Heloise & The Savoir Faire, Brooklyn Bowl

If there is any place where disco still is alive and strong, aside from roller rinks, it is bowling alleys.

If there is any place where disco still is alive and strong, aside from roller rinks, it is bowling alleys with their fair share of neon, retro furniture and trashiness. That’s why Williamsburg’s Brooklyn Bowl is the perfect venue to showcase Heloise & The Savoir Faire, whose flamboyant showmanship can easily steal attention from the lanes and whose stage act seems to be perfectly highlighted by the giant disco ball in the middle of the performance space.

Heloise & The Savoir Faire, the New York based band, best known for being one of the early signs to Elijah Woods’ Simian Records, is the type of band that must be seen live. Their music, which quickly transports you back to the ‘70s and ‘80s, is irresistible to which to dance, with cheeky lyrics about what it would be like in Disco Heaven and partying uptown, downtown and throughout Manhattan. The band’s stage act is simply unforgettable with keyboardist Joe “Juge” Shepard and Sara Sweet Rabidoux enacting elaborate choreographed dance moves and scenes, ranging from air guitar to lap-dances with Heloise.

The atmosphere is set with an opening performance by Massachusetts dance-punk troubadours The Bodega Girls, who fill out the stage with electronic beats, plenty of tambourines and a fair amount of shouting to rev up the crowd and spirited dancing with songs like ‘She’s Into Black Guys’, which pretty much explains themselves.
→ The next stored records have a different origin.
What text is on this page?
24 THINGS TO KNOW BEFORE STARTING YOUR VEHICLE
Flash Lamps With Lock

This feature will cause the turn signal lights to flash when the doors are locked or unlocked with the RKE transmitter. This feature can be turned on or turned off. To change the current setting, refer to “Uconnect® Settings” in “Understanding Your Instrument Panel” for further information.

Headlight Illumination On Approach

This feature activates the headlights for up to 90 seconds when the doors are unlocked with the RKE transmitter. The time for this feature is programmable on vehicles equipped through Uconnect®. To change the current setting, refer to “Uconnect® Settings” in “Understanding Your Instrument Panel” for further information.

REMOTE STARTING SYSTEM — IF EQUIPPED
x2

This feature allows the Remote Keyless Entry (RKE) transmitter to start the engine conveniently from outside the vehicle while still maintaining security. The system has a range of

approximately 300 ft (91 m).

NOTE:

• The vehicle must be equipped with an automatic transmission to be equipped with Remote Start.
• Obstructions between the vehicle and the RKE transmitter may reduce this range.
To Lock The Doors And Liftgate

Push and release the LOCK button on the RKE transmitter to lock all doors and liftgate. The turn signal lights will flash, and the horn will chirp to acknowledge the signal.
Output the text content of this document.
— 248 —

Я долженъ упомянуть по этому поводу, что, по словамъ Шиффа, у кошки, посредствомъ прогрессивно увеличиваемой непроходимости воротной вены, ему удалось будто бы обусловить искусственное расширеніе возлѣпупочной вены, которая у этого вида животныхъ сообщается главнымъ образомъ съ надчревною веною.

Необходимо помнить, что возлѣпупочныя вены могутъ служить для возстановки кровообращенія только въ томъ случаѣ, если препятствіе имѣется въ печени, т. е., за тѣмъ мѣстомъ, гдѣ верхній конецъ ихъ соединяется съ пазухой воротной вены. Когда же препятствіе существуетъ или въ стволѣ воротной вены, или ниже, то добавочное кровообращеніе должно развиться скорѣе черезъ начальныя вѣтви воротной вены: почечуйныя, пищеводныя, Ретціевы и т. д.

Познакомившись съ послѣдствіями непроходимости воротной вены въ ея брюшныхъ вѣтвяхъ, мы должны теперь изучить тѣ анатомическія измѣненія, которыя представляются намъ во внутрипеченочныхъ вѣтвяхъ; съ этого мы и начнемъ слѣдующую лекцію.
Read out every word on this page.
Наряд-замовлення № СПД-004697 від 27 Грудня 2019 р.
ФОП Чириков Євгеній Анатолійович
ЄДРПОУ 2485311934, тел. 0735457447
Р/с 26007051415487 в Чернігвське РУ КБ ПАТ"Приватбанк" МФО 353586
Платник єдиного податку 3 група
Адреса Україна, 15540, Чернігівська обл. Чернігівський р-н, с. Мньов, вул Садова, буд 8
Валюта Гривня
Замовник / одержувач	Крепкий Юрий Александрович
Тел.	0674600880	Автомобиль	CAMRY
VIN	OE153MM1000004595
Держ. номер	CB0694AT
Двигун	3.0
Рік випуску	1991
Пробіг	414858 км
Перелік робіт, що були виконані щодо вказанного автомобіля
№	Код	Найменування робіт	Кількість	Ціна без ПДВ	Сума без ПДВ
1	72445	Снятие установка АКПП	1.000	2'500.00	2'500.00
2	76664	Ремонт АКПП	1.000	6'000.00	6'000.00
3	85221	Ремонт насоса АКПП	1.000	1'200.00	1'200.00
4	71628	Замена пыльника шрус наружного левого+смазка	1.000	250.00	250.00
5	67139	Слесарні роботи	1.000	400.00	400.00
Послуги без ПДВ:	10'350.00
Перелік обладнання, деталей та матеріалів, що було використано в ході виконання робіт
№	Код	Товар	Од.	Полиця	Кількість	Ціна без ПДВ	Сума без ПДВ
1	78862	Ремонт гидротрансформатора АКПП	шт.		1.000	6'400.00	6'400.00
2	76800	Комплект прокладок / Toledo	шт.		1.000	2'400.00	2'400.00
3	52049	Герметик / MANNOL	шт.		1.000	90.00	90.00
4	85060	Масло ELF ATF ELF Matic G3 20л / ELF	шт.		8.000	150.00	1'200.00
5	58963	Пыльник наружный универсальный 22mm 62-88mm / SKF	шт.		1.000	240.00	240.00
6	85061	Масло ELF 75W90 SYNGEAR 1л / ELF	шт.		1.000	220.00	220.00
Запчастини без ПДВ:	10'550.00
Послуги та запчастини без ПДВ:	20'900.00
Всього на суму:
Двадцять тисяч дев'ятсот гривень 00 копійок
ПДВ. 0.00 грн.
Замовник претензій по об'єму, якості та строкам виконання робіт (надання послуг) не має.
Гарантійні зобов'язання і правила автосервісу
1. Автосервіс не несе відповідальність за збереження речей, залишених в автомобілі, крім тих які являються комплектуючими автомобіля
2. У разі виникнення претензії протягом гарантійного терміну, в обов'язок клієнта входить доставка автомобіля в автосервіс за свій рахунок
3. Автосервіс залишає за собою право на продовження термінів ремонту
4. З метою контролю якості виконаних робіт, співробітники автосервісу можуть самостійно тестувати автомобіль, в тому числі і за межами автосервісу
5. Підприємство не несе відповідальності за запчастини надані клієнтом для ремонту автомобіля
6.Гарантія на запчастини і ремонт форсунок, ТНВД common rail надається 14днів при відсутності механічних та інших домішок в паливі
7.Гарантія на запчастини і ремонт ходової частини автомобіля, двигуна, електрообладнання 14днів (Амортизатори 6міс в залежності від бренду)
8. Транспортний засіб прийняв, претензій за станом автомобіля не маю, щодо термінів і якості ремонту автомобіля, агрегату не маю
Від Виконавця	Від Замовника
Heloise enters the scene in a white toga and black tights, the lights turning her skin a Day-Glo orange, which fit the scene perfectly as she opens with the alcohol-infused lyrics of ‘Downtown’.

The band run through a number of their hits, including ‘Odyle’, which, along with the thumping disco beat, always pleases with air guitar dance moves and staged posing with Heloise, Juge and Rabidoux sometimes on top of each other. The classic moves, which are modeled almost exactly from their music video, showcase the band’s break-dancing and high-paced fun. Other songs are not played exactly verbatim. The extended dub intro to ‘Canadian Changs’ creates a near dream-state with the soft beats mixing with tales of chinchillas, gorillas and bananas before breaking into a pop-disco line that would make any of the Gibb brothers proud.

The band introduce a number of new songs as well, with perhaps the intellectual, nay nerdiest, of the group being ‘Grendel’s Mother’, accompanied by faux medieval costume fighting by Rabidoux and Juge with staves. The experience, somewhere between the epic quality of opera and the bubble gum of the 1970s, leaves everyone in the bowling alley wishing their bowling balls were disco balls and their bowling shoes, roller skates.